I can't look over their shoulders constantly (nor would I want to - ick!) so as a parent it's my opinion that I should do everything I can to minimize the long term risk.

I was once that kid and I didn't do it. But you are right, STD's were not my main concern, not by a long shot. But rather I was instilled (probably by my parents) with the fear of knocking up a girl. The fear of getting a girl pregnant kept me wearing condoms well into adulthood, stds were just a passing thought. I always figured, if I get aids the worst that would happen is I would die. (oh to be young). But If I had a kid, i'd be on the hook for a long life.
 
Breasts begin to form during fetal development, with a thickening in the chest area called the mammary ridge or milk line.
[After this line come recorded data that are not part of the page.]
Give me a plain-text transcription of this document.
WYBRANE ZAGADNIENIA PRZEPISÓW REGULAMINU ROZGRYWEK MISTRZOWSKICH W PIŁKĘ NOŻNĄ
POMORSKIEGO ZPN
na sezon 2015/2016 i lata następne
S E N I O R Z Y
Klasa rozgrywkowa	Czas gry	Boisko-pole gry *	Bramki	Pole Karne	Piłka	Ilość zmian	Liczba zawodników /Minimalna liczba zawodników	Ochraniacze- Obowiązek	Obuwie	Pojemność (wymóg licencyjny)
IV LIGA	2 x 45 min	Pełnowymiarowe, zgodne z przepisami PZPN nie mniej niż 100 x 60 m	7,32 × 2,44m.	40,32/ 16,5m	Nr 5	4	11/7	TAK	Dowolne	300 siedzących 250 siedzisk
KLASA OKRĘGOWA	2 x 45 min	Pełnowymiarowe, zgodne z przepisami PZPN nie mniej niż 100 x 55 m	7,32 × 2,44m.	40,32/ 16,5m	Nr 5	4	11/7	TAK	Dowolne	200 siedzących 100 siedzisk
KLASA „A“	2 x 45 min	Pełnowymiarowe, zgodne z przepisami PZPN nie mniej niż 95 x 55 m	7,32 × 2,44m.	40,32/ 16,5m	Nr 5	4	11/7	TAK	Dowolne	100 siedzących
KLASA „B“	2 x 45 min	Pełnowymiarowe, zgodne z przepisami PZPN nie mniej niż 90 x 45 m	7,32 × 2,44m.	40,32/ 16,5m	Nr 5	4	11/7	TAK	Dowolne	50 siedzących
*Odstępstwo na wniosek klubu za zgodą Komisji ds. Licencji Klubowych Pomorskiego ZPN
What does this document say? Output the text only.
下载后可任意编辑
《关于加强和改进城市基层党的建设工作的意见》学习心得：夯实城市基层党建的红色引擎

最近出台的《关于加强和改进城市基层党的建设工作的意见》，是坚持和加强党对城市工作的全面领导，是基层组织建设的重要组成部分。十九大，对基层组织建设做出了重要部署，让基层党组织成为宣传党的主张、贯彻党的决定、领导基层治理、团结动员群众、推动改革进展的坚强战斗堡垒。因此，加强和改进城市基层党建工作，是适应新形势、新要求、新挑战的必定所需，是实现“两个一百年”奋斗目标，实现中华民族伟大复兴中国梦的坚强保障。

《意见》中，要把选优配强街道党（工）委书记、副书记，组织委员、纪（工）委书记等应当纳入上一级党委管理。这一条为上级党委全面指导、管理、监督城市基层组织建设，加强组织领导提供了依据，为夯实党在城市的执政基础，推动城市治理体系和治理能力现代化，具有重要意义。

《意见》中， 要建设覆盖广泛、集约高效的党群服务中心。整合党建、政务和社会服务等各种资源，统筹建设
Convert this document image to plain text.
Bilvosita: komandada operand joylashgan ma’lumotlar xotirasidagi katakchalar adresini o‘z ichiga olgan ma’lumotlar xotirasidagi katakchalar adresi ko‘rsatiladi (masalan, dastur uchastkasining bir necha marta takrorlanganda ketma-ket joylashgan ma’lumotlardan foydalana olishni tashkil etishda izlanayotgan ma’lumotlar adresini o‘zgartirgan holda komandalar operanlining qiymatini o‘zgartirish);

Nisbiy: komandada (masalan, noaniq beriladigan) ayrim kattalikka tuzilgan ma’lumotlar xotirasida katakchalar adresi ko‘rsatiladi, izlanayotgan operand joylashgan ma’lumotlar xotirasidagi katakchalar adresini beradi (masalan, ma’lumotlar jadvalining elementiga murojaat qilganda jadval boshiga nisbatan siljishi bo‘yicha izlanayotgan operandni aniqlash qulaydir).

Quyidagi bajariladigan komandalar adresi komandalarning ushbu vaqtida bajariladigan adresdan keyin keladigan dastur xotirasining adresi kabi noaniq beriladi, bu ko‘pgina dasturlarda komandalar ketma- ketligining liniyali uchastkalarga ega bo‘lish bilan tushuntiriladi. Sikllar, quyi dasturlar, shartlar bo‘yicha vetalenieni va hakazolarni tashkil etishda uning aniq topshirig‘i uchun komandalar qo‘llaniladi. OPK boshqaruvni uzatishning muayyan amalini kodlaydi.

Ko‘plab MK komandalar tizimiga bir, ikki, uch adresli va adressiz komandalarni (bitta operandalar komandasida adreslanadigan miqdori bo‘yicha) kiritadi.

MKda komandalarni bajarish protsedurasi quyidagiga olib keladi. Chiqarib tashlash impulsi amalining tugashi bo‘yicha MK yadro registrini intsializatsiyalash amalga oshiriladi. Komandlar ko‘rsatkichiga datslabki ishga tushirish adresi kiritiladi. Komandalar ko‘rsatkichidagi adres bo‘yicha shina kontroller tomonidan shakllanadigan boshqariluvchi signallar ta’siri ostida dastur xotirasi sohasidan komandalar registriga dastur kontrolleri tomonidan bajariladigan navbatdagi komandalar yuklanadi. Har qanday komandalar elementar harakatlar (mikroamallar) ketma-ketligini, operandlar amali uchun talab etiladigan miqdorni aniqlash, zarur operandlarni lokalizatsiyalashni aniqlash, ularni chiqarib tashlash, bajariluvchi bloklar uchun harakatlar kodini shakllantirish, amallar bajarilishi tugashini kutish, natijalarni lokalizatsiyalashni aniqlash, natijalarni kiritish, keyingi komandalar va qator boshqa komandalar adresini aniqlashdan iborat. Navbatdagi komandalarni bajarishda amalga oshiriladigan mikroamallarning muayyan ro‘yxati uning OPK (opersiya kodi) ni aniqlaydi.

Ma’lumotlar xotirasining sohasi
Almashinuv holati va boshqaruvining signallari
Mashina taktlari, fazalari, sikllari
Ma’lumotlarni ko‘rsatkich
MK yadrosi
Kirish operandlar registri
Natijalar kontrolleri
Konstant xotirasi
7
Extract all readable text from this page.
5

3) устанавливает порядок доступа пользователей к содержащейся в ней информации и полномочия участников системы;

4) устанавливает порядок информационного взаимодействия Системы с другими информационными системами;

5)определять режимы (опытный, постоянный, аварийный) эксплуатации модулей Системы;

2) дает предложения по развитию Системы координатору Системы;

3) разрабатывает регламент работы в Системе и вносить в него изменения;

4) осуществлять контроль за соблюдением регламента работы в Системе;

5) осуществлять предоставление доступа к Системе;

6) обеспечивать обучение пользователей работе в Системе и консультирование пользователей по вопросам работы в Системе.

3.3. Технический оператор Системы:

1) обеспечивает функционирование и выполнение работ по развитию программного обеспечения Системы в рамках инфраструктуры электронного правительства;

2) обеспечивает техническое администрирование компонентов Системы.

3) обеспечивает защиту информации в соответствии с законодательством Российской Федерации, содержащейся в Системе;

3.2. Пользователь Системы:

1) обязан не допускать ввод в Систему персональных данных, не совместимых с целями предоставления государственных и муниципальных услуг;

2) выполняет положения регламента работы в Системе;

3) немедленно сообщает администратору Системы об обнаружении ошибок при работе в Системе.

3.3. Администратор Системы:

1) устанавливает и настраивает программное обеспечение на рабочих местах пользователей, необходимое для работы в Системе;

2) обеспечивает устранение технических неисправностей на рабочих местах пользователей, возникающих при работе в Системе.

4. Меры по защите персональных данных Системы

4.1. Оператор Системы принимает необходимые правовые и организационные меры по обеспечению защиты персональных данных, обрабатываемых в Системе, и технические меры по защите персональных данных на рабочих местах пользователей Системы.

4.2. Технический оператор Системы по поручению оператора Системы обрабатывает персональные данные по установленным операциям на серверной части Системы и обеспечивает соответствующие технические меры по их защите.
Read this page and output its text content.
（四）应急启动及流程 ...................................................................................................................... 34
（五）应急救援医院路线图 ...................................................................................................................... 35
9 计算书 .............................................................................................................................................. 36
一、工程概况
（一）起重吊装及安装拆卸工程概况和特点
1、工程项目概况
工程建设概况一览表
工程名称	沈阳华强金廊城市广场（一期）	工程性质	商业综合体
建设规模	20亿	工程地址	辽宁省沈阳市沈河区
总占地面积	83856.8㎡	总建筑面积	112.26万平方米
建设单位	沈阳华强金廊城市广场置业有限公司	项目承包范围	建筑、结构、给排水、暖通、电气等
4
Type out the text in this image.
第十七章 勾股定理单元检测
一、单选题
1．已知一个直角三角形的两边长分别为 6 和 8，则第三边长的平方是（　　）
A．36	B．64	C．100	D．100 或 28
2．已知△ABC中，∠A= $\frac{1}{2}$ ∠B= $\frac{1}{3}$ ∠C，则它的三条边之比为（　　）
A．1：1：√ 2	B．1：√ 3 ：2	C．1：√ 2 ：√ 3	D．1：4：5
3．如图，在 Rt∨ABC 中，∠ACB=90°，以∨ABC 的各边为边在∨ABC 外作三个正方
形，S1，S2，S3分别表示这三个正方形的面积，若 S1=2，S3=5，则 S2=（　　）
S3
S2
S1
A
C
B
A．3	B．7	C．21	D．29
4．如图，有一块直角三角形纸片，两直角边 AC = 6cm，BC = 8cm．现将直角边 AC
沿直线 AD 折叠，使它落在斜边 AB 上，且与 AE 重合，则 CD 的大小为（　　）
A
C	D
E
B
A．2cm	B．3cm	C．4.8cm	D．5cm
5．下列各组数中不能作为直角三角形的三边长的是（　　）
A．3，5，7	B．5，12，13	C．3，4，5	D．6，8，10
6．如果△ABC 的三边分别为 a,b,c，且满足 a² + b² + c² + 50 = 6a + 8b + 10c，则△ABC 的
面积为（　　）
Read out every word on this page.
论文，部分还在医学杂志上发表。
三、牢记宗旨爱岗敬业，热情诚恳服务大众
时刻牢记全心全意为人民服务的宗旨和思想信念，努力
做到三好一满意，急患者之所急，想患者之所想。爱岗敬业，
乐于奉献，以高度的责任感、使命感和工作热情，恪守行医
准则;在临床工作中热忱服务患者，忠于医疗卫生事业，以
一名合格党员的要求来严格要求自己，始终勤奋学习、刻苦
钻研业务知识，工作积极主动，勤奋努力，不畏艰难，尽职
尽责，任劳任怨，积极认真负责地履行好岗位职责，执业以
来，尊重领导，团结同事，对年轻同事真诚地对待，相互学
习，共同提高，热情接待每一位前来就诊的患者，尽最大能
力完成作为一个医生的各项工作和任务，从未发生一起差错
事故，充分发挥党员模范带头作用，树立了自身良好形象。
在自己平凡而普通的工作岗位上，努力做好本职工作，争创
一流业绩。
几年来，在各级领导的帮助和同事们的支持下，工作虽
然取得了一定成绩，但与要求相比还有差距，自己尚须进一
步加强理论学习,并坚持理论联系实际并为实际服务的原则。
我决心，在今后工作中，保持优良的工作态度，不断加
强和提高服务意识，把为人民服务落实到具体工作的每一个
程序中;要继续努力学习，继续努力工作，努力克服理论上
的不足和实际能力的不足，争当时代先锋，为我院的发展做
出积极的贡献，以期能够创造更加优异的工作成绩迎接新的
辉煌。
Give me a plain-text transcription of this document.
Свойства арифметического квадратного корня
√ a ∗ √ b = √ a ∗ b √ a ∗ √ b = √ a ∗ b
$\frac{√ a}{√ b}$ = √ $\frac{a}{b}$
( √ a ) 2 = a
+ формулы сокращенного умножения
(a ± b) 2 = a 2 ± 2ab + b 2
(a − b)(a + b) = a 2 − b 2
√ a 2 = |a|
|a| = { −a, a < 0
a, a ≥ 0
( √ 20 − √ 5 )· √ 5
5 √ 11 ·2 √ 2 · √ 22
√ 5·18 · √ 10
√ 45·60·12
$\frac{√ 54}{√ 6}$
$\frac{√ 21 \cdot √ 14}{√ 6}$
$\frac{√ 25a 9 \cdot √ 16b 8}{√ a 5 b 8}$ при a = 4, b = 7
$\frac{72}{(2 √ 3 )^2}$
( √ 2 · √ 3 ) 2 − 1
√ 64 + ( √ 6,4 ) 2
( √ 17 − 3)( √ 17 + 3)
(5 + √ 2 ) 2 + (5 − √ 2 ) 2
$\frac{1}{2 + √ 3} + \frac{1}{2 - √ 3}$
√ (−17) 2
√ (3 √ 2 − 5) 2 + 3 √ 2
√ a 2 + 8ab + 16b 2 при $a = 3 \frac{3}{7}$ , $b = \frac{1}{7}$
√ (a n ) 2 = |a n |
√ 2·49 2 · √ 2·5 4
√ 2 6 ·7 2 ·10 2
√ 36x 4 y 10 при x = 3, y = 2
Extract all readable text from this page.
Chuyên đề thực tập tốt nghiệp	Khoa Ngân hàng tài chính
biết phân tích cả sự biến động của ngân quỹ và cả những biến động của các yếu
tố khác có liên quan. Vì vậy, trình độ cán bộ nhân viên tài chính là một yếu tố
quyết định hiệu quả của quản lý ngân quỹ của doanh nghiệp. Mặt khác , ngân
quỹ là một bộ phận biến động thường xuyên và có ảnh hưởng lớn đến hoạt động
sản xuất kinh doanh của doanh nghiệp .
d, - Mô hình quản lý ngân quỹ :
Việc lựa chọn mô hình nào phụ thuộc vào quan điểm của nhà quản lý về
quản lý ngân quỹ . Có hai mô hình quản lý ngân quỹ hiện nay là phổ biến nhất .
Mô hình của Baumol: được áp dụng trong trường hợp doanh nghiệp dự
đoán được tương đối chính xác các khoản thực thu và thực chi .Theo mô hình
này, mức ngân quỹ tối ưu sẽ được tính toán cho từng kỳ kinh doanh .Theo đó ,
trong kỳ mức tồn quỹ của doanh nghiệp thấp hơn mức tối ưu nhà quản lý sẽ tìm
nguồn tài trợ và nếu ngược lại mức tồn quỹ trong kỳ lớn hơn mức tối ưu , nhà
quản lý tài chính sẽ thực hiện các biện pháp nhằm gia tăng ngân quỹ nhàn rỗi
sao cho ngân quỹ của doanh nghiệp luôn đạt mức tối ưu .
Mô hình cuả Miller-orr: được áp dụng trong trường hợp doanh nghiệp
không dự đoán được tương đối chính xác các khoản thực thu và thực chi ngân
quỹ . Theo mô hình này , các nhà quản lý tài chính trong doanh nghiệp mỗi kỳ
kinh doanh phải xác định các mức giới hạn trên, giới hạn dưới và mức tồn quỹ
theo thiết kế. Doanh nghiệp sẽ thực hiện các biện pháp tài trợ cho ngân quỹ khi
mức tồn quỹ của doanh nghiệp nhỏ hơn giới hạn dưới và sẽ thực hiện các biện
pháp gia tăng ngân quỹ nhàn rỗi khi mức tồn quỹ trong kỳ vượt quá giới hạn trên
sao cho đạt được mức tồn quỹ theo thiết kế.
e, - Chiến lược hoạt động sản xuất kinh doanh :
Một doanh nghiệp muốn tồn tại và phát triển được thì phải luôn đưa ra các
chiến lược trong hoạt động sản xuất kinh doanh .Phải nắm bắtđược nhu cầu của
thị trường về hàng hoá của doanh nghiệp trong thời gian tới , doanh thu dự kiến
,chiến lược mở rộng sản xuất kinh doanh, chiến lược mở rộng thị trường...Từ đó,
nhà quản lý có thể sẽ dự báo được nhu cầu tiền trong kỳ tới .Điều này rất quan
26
By the time a female infant is born, a nipple and the beginnings of the milk-duct system have formed.

Breast changes continue to occur over the lifespan, with lobes, or small subdivisions of breast tissue, developing first. Mammary glands develop next and consist of 15-24 lobes.

Obviously the mammary ridge, milk-duct system and lobes can be removed from infant females, thus nearly eliminating the potential medical cost of breast cancer. This will result in quite a government budget savings in the future.
 
The association between circumcision status and human immunodeficiency virus infection among homosexual men.

To evaluate whether uncircumcised status is correlated with acquisition of human immunodeficiency virus (HIV), 502 homosexual men were surveyed; 85% were circumcised. HIV infection was significantly associated with uncircumcised status (odds ratio [OR], 2.2; 95% confidence interval [CI], 1.2, 3.8), nonwhite race, intravenous drug use, sexual contact with an intravenous drug user, number of male partners, frequency of unprotected receptive anal intercourse, and with history of genital herpes, anal herpes, or syphilis. Uncircumcised status was significantly associated with older age, nonwhite race, and history of syphilis; it was inversely associated with intravenous drug use. Using logistic regression analysis, the adjusted OR for the association between HIV infection and uncircumcised status was 2.0 (95% CI, 1.0, 4.0). Uncircumcised homosexual men had 2-fold increased risk of HIV infection. The role of circumcision as an intervention strategy to reduce sexual transmission of HIV warrants consideration.